Edamame vs Garden Spot
Edamame and Garden Spot come from the same Sherwin-Williams collection. Hue-wise, Edamame belongs to the beige-greige family and Garden Spot to the yellow family. The 3-point LRV gap — 20 for Edamame vs 17 for Garden Spot — means Edamame will open up a space more effectively. Where Edamame leans warm, Garden Spot reads neutral — a distinction that shifts noticeably depending on the light source and surrounding finishes. A ΔE of 11.3 puts these firmly in different territory — two distinct design choices rather than close alternatives. Below you'll find 1 real-room photo comparison where both colors appear side by side, plus 5 simulated room previews.

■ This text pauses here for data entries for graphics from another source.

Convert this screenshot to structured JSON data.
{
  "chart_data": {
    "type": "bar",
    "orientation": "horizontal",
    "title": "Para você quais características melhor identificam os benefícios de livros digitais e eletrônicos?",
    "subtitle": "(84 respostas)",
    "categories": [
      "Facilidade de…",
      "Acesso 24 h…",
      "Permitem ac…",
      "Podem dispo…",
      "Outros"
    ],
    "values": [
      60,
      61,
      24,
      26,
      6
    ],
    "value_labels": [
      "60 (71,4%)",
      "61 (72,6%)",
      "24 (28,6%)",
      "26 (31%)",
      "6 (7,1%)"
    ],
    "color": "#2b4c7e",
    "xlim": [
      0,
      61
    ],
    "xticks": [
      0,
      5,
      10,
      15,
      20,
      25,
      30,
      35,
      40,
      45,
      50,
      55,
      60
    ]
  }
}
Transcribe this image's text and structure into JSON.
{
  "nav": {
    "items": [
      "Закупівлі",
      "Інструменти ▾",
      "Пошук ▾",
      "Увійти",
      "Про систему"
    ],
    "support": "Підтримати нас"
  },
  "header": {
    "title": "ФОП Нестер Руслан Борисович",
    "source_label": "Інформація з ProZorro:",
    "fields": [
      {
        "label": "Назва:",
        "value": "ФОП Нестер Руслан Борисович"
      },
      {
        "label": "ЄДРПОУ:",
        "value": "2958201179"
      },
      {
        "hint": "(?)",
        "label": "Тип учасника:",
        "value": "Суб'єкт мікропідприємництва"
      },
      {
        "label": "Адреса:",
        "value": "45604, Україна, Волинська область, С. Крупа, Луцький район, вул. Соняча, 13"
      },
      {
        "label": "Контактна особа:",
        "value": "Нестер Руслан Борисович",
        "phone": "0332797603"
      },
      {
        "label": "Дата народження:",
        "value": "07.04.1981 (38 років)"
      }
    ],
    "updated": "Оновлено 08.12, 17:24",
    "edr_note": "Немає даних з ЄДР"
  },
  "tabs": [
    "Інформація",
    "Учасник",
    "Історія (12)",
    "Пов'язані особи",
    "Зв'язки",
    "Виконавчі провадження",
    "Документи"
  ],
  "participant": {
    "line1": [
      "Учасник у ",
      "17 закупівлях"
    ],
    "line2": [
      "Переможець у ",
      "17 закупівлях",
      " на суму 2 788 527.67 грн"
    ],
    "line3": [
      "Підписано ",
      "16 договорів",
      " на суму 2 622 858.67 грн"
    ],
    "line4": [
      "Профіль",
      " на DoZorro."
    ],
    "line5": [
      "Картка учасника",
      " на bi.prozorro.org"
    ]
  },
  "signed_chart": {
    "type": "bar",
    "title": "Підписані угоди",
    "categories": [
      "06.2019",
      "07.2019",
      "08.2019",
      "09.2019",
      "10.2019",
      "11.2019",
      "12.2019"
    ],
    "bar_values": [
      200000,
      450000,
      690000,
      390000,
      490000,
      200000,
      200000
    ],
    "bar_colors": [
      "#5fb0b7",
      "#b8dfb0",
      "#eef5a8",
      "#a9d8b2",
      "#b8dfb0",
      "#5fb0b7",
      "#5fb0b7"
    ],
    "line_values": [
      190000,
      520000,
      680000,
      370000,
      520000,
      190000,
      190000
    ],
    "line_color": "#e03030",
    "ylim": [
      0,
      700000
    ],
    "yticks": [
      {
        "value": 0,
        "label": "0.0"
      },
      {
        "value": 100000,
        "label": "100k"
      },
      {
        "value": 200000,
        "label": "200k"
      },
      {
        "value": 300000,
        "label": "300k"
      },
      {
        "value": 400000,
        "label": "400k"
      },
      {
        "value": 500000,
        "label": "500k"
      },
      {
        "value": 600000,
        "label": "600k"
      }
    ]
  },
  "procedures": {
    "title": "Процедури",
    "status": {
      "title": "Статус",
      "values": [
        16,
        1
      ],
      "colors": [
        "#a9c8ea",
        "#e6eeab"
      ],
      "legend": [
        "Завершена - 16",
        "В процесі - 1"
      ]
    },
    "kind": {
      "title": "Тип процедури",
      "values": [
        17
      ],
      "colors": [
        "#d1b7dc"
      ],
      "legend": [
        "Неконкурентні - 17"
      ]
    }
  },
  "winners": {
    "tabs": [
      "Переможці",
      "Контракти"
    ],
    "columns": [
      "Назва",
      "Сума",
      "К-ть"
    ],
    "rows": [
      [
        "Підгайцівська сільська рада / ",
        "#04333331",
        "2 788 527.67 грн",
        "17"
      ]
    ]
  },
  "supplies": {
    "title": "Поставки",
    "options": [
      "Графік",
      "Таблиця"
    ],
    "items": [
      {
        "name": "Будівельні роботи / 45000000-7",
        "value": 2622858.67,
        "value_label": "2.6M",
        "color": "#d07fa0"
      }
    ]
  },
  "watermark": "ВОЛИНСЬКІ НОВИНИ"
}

Edamame vs Garden Spot in Real Spaces
1 real room side by side. Seeing Edamame and Garden Spot in actual rooms makes the difference concrete; browse the spaces below to get a feel for how each color lives on a wall.
Living Room
A living room wall sees more varied light than almost any other surface in the house, which makes the choice between these two more nuanced than a chip suggests. Edamame reads slightly lighter here — a subtle but real difference in how open the space feels.
Color Details
Edamame vs Garden Spot Simulated Comparison
5 simulated room previews — drag the slider on each to see Edamame on one side and Garden Spot on the other.
Digital color is approximate. These simulations are generated from the manufacturer's hex values and overlaid on grayscale room photos — your screen's calibration, brightness, and viewing angle all affect how they render. Before committing to either color, test physical samples in your own space under the light you actually live with.
More Edamame comparisons
See how Edamame stacks up against other well-photographed colors across different brands and tones.